The Times profiled the hero of these undercover busts, Lila Rose, a 20-year-old student at UCLA ("Antiabortion movement gets a new-media twist"). Rose's pro-life mission that has been conducting these hidden-camera operations is called Live Action.
Yet, rather than directing any real outrage at Planned Parenthood for concealing the despicable crimes of statutory rape and child abuse, the Times seemed more perturbed at the "conservative" personalities behind Rose and her efforts. From the article:
- Last month, the Orange County Board of Supervisors voted to suspend a grant worth nearly $300,000 to Planned Parenthood that was earmarked for sex education, not abortions. A conservative Tustin businessman raised the issue with Supervisor John Moorlach after meeting Rose and seeing her videos.
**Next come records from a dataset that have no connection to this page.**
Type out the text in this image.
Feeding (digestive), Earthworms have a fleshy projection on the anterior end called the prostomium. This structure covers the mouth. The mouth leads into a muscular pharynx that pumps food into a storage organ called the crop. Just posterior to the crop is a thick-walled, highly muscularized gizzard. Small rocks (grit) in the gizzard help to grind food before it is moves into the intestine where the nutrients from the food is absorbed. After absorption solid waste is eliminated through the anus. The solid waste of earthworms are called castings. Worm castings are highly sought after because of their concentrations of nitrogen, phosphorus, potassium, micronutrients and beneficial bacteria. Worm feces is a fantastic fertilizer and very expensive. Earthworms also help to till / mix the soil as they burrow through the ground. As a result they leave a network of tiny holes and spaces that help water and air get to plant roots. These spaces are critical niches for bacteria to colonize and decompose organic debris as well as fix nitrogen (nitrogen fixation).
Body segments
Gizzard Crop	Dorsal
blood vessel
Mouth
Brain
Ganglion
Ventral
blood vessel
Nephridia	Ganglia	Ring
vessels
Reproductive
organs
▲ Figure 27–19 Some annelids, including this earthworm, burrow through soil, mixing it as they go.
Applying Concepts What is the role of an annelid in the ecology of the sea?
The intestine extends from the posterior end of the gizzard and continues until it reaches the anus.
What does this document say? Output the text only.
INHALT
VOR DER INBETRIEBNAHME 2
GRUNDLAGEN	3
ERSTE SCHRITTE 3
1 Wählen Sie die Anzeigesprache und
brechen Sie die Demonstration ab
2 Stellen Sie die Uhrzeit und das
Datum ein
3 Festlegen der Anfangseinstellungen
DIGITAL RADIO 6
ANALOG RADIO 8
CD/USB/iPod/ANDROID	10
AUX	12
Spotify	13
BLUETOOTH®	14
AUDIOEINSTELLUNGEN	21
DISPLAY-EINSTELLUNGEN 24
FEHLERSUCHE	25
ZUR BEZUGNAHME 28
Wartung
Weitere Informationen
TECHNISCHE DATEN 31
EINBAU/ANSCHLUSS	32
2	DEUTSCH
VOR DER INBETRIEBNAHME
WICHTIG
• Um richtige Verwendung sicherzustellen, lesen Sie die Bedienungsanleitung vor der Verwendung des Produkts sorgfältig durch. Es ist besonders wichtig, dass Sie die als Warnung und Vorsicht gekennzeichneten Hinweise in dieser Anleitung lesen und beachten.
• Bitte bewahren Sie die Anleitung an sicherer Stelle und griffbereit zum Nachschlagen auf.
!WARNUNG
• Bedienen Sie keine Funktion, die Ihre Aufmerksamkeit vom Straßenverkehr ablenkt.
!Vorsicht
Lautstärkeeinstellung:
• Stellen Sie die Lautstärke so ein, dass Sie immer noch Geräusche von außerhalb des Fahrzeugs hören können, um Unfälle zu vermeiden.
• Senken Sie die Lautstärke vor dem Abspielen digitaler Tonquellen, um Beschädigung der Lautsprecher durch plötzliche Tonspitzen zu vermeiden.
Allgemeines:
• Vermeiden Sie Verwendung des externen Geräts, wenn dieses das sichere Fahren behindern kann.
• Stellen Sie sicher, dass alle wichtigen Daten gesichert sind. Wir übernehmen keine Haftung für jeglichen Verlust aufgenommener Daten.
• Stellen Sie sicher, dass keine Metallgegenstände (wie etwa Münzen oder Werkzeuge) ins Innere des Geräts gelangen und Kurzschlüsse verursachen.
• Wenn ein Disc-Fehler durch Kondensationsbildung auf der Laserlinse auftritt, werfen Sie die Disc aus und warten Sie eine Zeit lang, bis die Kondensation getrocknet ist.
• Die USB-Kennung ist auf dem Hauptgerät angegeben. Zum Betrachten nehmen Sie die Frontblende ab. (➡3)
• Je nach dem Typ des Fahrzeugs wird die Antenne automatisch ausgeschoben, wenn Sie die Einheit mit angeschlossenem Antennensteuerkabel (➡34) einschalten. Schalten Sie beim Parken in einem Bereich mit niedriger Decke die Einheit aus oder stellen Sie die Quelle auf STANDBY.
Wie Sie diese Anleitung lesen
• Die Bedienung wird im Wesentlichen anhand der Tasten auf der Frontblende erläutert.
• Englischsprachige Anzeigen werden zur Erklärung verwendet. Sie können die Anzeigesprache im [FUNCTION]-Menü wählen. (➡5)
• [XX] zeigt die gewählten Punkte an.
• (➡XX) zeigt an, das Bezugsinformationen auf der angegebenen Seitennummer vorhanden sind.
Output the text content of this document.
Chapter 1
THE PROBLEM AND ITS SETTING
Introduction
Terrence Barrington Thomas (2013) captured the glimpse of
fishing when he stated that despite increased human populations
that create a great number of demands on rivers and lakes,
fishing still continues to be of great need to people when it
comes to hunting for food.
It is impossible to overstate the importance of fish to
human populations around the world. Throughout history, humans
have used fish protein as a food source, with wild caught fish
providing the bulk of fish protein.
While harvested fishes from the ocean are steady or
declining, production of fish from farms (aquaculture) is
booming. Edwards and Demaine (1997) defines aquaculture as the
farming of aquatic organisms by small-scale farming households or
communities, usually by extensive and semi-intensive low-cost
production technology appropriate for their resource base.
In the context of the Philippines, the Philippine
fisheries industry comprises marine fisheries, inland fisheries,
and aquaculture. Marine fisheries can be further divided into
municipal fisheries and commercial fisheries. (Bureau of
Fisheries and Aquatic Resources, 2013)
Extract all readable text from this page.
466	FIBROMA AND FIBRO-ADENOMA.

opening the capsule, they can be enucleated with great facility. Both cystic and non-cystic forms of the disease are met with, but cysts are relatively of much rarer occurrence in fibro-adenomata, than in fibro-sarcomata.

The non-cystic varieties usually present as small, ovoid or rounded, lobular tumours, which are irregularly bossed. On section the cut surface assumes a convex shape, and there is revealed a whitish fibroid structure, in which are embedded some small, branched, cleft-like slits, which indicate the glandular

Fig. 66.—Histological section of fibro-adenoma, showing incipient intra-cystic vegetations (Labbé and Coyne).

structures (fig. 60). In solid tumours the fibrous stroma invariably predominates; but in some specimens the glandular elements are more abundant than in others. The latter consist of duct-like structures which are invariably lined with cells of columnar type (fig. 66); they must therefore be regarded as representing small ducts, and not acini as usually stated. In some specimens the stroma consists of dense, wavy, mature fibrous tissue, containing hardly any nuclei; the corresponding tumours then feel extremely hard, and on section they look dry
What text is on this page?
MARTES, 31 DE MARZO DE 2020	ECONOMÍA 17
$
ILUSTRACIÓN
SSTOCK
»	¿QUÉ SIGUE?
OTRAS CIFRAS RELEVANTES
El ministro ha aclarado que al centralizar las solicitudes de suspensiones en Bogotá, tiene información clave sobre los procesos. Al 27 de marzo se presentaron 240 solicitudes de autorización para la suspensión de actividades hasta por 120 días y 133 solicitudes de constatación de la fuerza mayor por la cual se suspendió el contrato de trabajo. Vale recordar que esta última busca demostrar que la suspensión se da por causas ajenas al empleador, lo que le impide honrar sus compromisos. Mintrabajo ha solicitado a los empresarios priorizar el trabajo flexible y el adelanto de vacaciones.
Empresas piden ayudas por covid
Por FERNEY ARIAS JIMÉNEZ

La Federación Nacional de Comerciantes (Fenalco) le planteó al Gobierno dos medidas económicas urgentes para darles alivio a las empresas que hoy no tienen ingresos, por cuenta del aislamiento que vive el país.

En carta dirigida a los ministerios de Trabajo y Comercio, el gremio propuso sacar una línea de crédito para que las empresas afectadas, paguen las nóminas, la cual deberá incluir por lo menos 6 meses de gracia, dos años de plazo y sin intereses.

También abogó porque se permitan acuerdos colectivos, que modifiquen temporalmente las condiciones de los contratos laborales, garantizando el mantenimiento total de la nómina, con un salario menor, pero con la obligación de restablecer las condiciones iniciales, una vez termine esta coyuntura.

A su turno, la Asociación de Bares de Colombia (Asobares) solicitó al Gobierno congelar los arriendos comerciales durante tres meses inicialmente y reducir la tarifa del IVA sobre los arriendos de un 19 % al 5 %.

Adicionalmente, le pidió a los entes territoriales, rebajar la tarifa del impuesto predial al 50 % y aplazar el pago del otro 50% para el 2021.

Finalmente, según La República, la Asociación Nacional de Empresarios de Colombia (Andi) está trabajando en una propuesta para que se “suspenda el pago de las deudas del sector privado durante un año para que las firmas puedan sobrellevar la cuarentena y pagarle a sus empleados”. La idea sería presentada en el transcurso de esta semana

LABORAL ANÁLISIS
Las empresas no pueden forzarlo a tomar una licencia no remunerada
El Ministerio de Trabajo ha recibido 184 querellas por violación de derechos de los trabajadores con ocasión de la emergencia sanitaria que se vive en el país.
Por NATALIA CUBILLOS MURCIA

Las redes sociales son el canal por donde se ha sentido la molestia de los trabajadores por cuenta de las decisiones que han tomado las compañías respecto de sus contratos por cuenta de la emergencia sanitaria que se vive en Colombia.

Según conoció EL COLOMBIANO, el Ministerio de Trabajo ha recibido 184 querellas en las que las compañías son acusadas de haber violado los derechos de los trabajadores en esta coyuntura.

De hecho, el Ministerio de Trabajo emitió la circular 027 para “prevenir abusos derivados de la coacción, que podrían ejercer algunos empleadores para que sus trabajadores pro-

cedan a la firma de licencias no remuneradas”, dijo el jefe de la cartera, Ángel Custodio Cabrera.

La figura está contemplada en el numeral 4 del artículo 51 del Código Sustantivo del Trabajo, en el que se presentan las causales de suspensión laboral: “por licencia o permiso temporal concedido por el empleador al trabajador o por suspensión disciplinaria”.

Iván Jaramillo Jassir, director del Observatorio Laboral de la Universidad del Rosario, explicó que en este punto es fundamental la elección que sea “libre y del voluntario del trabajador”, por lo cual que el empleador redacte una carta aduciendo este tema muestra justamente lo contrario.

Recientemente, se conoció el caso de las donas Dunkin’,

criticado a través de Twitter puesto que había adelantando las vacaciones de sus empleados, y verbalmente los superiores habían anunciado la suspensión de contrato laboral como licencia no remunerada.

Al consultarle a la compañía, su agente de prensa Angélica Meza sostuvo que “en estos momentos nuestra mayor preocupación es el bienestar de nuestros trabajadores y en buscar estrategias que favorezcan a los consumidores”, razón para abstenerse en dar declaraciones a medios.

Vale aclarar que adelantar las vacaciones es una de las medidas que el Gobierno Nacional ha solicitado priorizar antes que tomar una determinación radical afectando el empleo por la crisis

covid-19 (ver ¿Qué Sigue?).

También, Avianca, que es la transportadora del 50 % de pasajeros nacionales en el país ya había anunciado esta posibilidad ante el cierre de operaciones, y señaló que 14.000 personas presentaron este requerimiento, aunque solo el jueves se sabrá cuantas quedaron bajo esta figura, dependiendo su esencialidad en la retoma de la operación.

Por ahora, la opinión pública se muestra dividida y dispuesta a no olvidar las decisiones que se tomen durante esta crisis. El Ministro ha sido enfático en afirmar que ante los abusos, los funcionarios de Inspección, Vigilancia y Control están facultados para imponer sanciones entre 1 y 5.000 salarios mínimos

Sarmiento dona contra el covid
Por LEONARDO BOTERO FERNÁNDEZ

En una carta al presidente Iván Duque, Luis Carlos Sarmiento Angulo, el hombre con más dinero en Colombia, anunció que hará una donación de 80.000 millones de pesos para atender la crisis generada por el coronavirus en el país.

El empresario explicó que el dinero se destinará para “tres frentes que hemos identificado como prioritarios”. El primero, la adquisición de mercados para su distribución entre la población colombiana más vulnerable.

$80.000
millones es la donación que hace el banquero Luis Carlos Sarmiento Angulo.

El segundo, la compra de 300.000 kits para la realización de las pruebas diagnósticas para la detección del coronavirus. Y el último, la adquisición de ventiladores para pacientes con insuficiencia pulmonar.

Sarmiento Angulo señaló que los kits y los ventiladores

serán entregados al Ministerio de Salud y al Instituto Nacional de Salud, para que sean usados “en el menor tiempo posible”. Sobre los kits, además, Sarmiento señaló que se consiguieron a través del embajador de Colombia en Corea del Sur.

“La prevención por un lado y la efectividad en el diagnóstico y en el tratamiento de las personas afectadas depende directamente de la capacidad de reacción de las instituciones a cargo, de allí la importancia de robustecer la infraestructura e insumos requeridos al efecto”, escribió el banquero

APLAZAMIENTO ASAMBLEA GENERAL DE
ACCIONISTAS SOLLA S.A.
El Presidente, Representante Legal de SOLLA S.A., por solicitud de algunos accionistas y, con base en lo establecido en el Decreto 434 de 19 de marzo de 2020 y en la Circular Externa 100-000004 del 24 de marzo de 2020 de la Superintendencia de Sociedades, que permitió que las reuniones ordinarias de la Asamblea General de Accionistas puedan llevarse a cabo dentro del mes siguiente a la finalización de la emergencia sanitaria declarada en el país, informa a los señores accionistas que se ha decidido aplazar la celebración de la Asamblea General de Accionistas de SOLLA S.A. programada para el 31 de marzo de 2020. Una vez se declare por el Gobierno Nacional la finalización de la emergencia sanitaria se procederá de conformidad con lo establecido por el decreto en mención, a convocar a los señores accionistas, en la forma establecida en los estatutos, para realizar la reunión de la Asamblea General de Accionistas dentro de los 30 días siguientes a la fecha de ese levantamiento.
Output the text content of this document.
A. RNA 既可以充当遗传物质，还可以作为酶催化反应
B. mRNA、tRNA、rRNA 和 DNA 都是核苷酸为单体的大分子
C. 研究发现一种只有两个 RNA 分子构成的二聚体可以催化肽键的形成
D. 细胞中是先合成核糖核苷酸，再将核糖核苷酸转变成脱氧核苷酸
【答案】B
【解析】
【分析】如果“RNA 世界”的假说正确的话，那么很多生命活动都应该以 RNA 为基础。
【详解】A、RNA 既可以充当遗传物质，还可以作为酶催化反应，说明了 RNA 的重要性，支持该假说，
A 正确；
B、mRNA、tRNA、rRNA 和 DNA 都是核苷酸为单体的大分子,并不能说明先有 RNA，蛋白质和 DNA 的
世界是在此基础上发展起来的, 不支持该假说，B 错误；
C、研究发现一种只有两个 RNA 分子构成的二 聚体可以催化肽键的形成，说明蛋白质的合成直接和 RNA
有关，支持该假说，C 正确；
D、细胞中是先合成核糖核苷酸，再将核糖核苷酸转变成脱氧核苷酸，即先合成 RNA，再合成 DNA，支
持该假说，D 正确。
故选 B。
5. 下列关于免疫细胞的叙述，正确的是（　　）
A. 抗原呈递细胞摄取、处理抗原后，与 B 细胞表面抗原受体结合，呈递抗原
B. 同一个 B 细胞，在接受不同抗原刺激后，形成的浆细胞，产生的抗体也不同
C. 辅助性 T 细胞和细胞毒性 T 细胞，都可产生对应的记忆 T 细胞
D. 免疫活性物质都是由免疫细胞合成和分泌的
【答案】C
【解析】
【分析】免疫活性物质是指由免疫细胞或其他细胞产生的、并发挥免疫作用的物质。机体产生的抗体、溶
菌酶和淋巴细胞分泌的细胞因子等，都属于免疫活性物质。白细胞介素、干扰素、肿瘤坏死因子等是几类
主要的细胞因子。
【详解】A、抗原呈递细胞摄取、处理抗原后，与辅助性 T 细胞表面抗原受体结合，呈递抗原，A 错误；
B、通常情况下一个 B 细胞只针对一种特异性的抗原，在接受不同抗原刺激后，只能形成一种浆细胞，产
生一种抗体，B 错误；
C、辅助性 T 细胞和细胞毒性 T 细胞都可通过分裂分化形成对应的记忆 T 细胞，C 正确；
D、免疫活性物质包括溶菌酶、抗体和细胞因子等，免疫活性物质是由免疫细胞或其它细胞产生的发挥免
- "They are on the lookout for me," [Rose] told an audience of conservative Christian activists at the Family Research Council's Values Voter Summit in Washington in September.
- David French, an attorney with the Alliance Defense Fund … appeared at [Rose's] side during an interview with conservative TV talk-show host Bill O'Reilly. She also receives guidance from CRC Public Relations, a Washington-area firm that represents conservative clients and had a hand in the Swift Boat Veterans for Truth campaign that targeted Democrat John F. Kerry during the 2004 presidential race.
- Between 2006 and 2008, Rose attended four workshops at the Leadership Institute, a Virginia-based educational foundation that teaches conservatives how to polish their communication skills.
- In fall 2006, when she was a UCLA freshman, [Rose] and fellow conservative activist James O'Keefe came up with the idea to infiltrate clinics.
The Times also went out of their way to omit a lot of information that would be unflattering to Planned Parenthood and the abortion industry. For example, from the article:
Rose, by e-mail, and O'Keefe, in a phone interview, said they were inspired by the work of Mark Crutcher, a Texas antiabortion activist who in 2002 taped fake calls to hundreds of Planned Parenthood clinics around the country featuring women posing as pregnant minors.
What the Times failed to tell their readers is that Crutcher's investigation found that a whopping 91% of the abortion businesses did not comply with child abuse reporting laws(!).
The Times also wrote,
In May 2007, Planned Parenthood of Los Angeles accused Rose of breaking state privacy laws when she secretly taped her interactions. It demanded she remove the videos from her website, which she did, though they are still easily found on YouTube. (Arizona, Indiana and Tennessee, where she went next, have less restrictive privacy laws.)
The Times didn't bother to inform their readers that a Planned Parenthood worker is heard on the tape telling a girl that she believes to be 15, "You could say 16…well, just figure out a birth date that works. And I don’t know anything." Such advice appears to be a clear violation of California's penal codes regarding the reporting of child abuse.
And as we reported at the time, the Los Angeles Times did not publish a single article about this outrage, even though it happened right in their backyard.
Rather than shine some light on the actions by Planned Parenthood workers that seem so illegal, the Times appeared more concerned about Rose and her operations.
For this story, Rose would answer questions only by e-mail. When contacted in December, she agreed to meet a reporter the next day but canceled, citing schoolwork, and refused to reschedule. She was subsequently advised by a publicist to communicate only in writing.
She did not answer a question about who funds her work, saying only that she operates "on a very low budget" and uses "mostly student volunteers." Federal tax records for Live Action Films, created in 2008, are not yet available.
The Times wants their readers to forget about Planned Parenthood concealing statutory rape and child abuse. They'd rather try to marginalize Rose and shine light on Live Action's "federal tax records." Gee. What about Planned Parenthood's tax records?!
By the way, the author of the Times' awful piece is staffer Robin Abcarian, who also penned an October 2008 hit piece on Sarah Palin (title: "Sarah Palin's college years left no lasting impression").
(See also Matthew Balan's 4/27/09 NB post regarding this issue and US News' Bonnie Erbe. My take: It seems Erbe is more outraged at the crime of "trespassing" and so-called "fraud" than concealing child rape. If these were Catholic bishops or priests on these tapes concealing this awful crime, would it matter to Erbe, the Los Angeles Times, or anyone in the media who made the tape or what their agenda is? Of course not.)